Hello,
I, like A2, am an atheist. I think I have been--in the very least I have been sceptical--my entire life. The question he has posed is a completely valid one, and I can't seem to find any relevant or convincing arguments here that answer it.
What I want to know is how you can have so much faith in a Bronze Age superstition. Why aren't you compelled by the Icelandic Sagas to believe in Odin or Thor? About as much writing exists about Zeus, Hera, Heracles as there does about Jesus and Yahweh. So why are you so willing to put your 'faith' in what you were told by humans about a book written by humans? It seems to me it isn't 'god' you have faith in, but other human beings. Why is it so unreasonable for people like A2 and I to demand more than that? To not make decisions based on the words of others with no substantiating proof? I trust verifiable, repeatable, and visible evidence before I trust anything. Historical sources are never deemed completely reliable, but they are always ALWAYS read with that bias in mind.
As to Alexander; yes, the earliest remaining sources describing him and his campaign are hundreds of years after his lifetime. There are many disagreements in the sources about particular events (Ie, if he cut the Gordian knot or if he pulled the holding pin) but there is no doubt in scholarship that he was a real man. That he lived, and that he really did lead a campaign across the Mediterranean. I accept these basic, verifiable facts because--while the sources are not as old as we would like--there are countless accounts. None of them first hand, but they don't have to be. To substantiate his existence we only need one or two sources--separated by great geographical distance--to make an educated assumption that the person in question was real. More importantly, Alexander left behind a legacy and material evidence of his existence--the Hellenistic world was not an illusion-- that is not difficult to verify, and Macedonia did keep a record of their Kings. But it is impossible to make any solid statement of fact about the specifics of his campaign because we simply cannot verify that the testimonies of Plutarch, Quintus, Diodorus, Pliny, Arrian, Cleitarchus, Justin, Valerius, or Aelian (to name only a few) are completely factually accurate. But we aren't making that claim, are we?

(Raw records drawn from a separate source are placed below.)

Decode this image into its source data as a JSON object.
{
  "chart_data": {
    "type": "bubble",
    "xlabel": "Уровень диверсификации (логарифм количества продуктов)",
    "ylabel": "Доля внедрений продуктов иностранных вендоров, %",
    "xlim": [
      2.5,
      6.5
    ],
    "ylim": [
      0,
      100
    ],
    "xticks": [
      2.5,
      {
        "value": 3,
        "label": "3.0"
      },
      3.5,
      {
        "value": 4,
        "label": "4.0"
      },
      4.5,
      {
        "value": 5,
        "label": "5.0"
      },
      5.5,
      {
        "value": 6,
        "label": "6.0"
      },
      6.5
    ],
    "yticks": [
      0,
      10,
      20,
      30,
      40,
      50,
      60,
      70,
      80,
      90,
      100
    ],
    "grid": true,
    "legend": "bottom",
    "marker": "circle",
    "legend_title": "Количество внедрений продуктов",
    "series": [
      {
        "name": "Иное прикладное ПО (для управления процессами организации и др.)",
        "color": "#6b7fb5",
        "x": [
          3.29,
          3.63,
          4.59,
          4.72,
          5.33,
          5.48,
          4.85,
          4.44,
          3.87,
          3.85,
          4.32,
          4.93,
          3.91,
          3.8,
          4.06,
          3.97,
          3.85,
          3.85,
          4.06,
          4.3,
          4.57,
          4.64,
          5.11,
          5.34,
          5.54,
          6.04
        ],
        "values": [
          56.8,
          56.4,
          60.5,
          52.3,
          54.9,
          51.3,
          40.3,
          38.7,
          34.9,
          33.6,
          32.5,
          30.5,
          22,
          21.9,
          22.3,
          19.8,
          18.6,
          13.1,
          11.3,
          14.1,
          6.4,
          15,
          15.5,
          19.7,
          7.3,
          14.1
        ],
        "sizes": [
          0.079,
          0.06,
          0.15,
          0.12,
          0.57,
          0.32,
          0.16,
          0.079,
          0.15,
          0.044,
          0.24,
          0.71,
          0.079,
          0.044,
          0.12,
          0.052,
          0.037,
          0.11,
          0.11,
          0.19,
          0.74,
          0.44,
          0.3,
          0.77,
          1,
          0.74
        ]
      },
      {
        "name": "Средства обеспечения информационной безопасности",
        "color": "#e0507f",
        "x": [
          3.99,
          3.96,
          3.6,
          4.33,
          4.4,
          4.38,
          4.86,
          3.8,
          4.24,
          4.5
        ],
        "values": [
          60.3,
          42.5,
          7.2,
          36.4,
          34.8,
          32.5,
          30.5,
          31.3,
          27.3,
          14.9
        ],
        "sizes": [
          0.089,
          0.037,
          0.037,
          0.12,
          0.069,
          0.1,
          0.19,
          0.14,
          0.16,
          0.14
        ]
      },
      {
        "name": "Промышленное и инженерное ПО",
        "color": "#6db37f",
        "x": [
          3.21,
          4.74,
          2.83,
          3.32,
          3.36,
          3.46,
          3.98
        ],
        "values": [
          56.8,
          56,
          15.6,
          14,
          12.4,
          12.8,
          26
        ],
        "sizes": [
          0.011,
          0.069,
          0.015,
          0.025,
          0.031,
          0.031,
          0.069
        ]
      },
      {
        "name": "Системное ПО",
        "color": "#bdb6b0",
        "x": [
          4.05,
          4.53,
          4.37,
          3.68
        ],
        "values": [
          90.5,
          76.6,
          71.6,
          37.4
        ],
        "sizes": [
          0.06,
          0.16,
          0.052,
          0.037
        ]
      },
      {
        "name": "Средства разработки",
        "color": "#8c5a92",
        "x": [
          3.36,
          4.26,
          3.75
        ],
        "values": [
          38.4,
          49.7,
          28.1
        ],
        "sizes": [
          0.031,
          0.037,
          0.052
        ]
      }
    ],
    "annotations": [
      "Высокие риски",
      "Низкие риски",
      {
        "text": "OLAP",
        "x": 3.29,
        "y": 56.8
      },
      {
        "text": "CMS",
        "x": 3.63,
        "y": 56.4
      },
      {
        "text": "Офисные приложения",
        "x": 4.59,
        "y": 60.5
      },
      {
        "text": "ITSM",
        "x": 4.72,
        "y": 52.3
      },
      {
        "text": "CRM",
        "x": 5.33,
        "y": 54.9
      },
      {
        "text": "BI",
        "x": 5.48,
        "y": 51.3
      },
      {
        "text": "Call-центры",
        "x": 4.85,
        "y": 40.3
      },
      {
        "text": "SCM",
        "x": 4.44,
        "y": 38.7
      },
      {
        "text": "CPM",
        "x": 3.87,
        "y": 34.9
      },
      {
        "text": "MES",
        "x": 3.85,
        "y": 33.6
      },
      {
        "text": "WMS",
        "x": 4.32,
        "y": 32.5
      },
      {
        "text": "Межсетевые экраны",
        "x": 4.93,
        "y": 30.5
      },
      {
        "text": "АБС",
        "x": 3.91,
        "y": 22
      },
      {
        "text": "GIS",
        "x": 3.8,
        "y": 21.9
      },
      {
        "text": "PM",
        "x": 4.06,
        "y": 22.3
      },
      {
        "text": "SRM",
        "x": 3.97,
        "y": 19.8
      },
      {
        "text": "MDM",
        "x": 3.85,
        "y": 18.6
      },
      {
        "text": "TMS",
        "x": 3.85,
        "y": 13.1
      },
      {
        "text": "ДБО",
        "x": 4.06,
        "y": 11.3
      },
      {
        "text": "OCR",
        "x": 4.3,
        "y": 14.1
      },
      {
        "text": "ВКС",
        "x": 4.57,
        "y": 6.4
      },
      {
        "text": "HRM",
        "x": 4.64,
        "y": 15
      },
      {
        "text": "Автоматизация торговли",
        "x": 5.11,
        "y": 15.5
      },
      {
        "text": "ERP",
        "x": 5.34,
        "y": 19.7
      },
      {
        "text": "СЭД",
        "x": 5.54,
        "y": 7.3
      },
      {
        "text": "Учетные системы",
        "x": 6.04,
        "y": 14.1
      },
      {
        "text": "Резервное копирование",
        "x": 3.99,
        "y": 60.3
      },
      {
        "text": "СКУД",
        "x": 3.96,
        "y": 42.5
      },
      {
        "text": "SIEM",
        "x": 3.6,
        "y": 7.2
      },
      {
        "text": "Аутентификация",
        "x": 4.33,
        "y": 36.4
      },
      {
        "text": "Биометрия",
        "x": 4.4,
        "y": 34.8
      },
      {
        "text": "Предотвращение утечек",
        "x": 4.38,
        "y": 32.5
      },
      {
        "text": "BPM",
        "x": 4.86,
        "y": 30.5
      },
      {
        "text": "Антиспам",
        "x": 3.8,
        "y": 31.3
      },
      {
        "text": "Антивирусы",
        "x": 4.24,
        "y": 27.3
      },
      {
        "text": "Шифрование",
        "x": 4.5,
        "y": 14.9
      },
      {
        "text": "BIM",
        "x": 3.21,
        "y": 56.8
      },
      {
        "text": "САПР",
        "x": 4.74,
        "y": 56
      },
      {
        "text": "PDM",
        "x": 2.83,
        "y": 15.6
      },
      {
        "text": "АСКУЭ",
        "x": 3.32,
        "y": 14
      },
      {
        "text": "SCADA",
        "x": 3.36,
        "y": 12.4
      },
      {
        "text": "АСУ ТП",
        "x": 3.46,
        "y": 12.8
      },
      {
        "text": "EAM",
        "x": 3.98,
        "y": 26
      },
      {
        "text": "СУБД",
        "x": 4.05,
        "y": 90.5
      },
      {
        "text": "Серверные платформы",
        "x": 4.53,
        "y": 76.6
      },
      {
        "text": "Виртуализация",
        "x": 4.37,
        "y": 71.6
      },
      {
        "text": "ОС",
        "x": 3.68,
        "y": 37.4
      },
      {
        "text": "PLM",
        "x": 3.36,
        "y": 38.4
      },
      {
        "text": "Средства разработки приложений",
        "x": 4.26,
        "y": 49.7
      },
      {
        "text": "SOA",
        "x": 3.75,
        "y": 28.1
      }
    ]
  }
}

The fact that theists struggle to come up with even one such account - Josephus- whose validity is HIGHLY in question, when I can name nine such accounts of Alexander makes them not even in the same arena to be compared. We can prove Alexander existed, and even if you can prove conclusively that Jesus existed, you can't prove anything else about him because the records simply don't exist. We don't claim anything extraordinary or supernatural about Alexander, but you want to claim all kinds of things about Jesus when you can't even verify he was a real man to any satisfiable degree.